Featured Expert: Nick Zaino
Nick, what brought you to the vast and varied world of online content creation?
One of my first jobs out of college was as editor-in-chief of a regional online magazine in Buffalo, NY. It was an interesting job – I wound up writing every section, doing movie reviews, posting local news, sports opinion (for which I attempted, unsuccessfully, to learn about hockey), and features. When I moved to Boston, I got a job on the Boston Phoenix Web team, and without really realizing it, started writing both online and print content.
What do you like most about writing for AOL?
Being able to brainstorm my own ideas and put things in front of people that they might otherwise not have seen or considered. I truly enjoy finding a comedian whose material stays with me, or a band that I wind up following for the rest of their career – it's one of the joys of life. This may sound cheesy, but I would hope that I could point people to something like that, a small thing that they might carry with them. And there's some autonomy in the process to allow for that.
On the other hand, I have also enjoyed the assignments I've gotten from Spinner, for similar reasons. I interviewed PJ Harvey for them, someone who has a bit of a reputation for being cold in interviews. I hadn't really paid attention to her career since I was a college DJ, and found myself enjoying going back and listening to her music to prep. And she was delightful in conversation. We wound up talking about the Daleks from Dr. Who.How long does it take you to write an article? What's your process?
That depends. If it's an interview piece or feature, there is obviously a bit more leg work. For an opinion piece, sometimes it's already done by the time I sit down to write, and I just need to organize it. Sometimes I think it's done and I write it, realize I haven't quite said what I wanted, and have to rewrite. Then I never know how long it will take, just until the idea finally works. The process then is just writing and rewriting. Sometimes running away screaming, and then coming back and rewriting. Most of the time, unfortunately, it involves snacks.
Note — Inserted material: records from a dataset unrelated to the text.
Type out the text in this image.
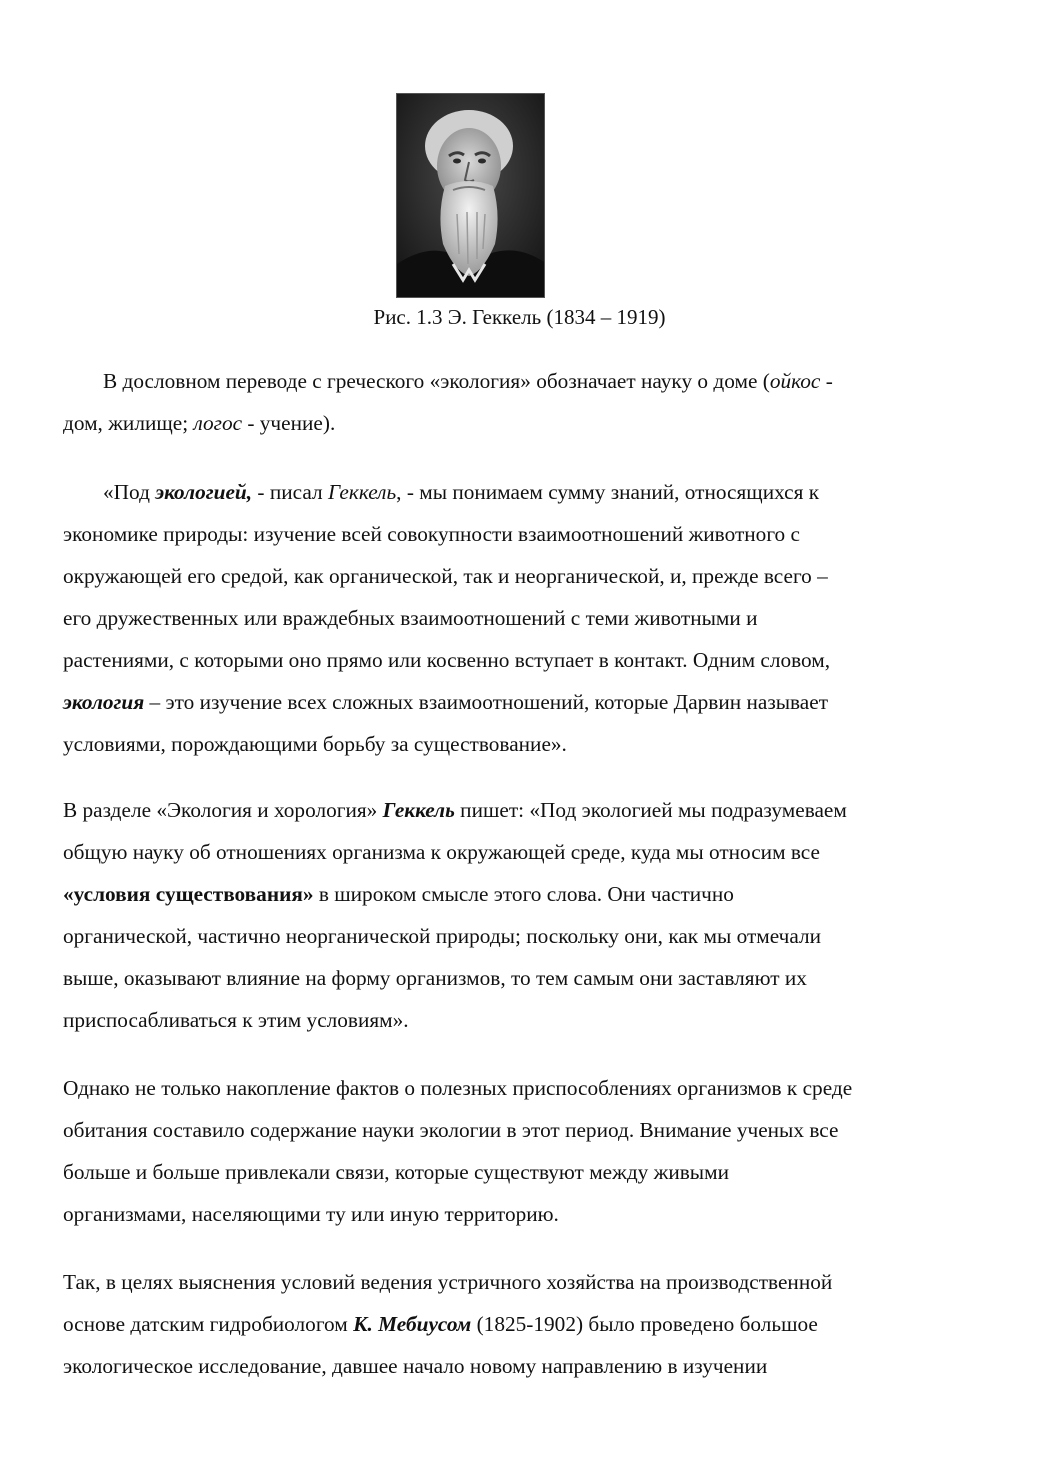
Рис. 1.3 Э. Геккель (1834 – 1919)
В дословном переводе с греческого «экология» обозначает науку о доме (ойкос -
дом, жилище; логос - учение).
«Под экологией, - писал Геккель, - мы понимаем сумму знаний, относящихся к
экономике природы: изучение всей совокупности взаимоотношений животного с
окружающей его средой, как органической, так и неорганической, и, прежде всего –
его дружественных или враждебных взаимоотношений с теми животными и
растениями, с которыми оно прямо или косвенно вступает в контакт. Одним словом,
экология – это изучение всех сложных взаимоотношений, которые Дарвин называет
условиями, порождающими борьбу за существование».
В разделе «Экология и хорология» Геккель пишет: «Под экологией мы подразумеваем
общую науку об отношениях организма к окружающей среде, куда мы относим все
«условия существования» в широком смысле этого слова. Они частично
органической, частично неорганической природы; поскольку они, как мы отмечали
выше, оказывают влияние на форму организмов, то тем самым они заставляют их
приспосабливаться к этим условиям».
Однако не только накопление фактов о полезных приспособлениях организмов к среде
обитания составило содержание науки экологии в этот период. Внимание ученых все
больше и больше привлекали связи, которые существуют между живыми
организмами, населяющими ту или иную территорию.
Так, в целях выяснения условий ведения устричного хозяйства на производственной
основе датским гидробиологом К. Мебиусом (1825-1902) было проведено большое
экологическое исследование, давшее начало новому направлению в изучении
Where do you find inspiration? What sources are useful?
Ideally, whatever I'm writing about should be my inspiration. If I'm not inspired by this week's episode of House, positively or negatively, there's no reason to write about it. To flesh out an idea, I'll sometimes just Google the subject and see if more pieces fall into place. Sometimes going to IMDB for a TV or film piece and exploring a bit gives me some perspective. If it's a music piece, obviously, just listening to the music and the back catalogue helps. I also have a lot of books on music, television, comedy, and film I'll pick up and read through. A few different perspectives help, and if you can find something close to the subject you're writing about, especially if it's a source people have forgotten about, you might come up with something new.
You've written a lot of articles that readers have elicited positive reader response and helped you to gain a following. What about the not so successful articles? Did you learn anything from them that has helped you become a more confident and effective writer?
I wrote a review of a show called "Royal Pains" that sparked a lot of negative comments about me. People questioned whether I should actually be writing about television, what the point was of me expressing my opinions in a public space, all while expressing their opinions in a public space. My opinion of the show was that it was just a big nothing, not bad, not good. I learned that nothing upsets people more than ambivalence. If I were to write the article again, I would have cited more specific examples, but I think the tone was right to solicit comments.
Do you ever get writer's block and, if so, how do you deal with it?
I get it all the time. I write for a lot of different sources, so sometimes going to a different kind of writing can help. If I can't finish an article, I can pick up my guitar and work on a song. Or try to write some stand-up comedy ideas. But sometimes you have to get away from it completely and toss the ball to your dog.
Can you share some practical tips for writing online?
Everyone says to write short, which means editing at least once, even if the article is already short. That's the mainstream idea of writing online content.
Also, know what you need to get out of writing online when you take a gig. If you just need the clips to get started, you may want to approach it differently than if it's your main profession. If you're a professional writer, look at how it fits into the rest of the writing you're doing, and schedule your time accordingly. People who write quickly will do better in this environment. I can do it, but I like to take time when I can to refine the idea behind what I'm writing.
What do your friends and family think about the time you spend online?
I joined Second Life this year to play music and do stand-up comedy in a virtual environment. That made people worry for me.
Where would you like your writing to take you? Any exciting projects on the horizon?
The modest goal is really just to make a good living writing about things I love and helping people find things they might love, too. I'd like to be able to explore all sorts of different kinds of writing – music, stand-up, sketch comedy, straight journalism, and criticism. And you can do all of that online, which is a plus. I'd like to be in a position where I can do all of that and not have to beg in the street for spare teeth. I know. I'm a dreamer.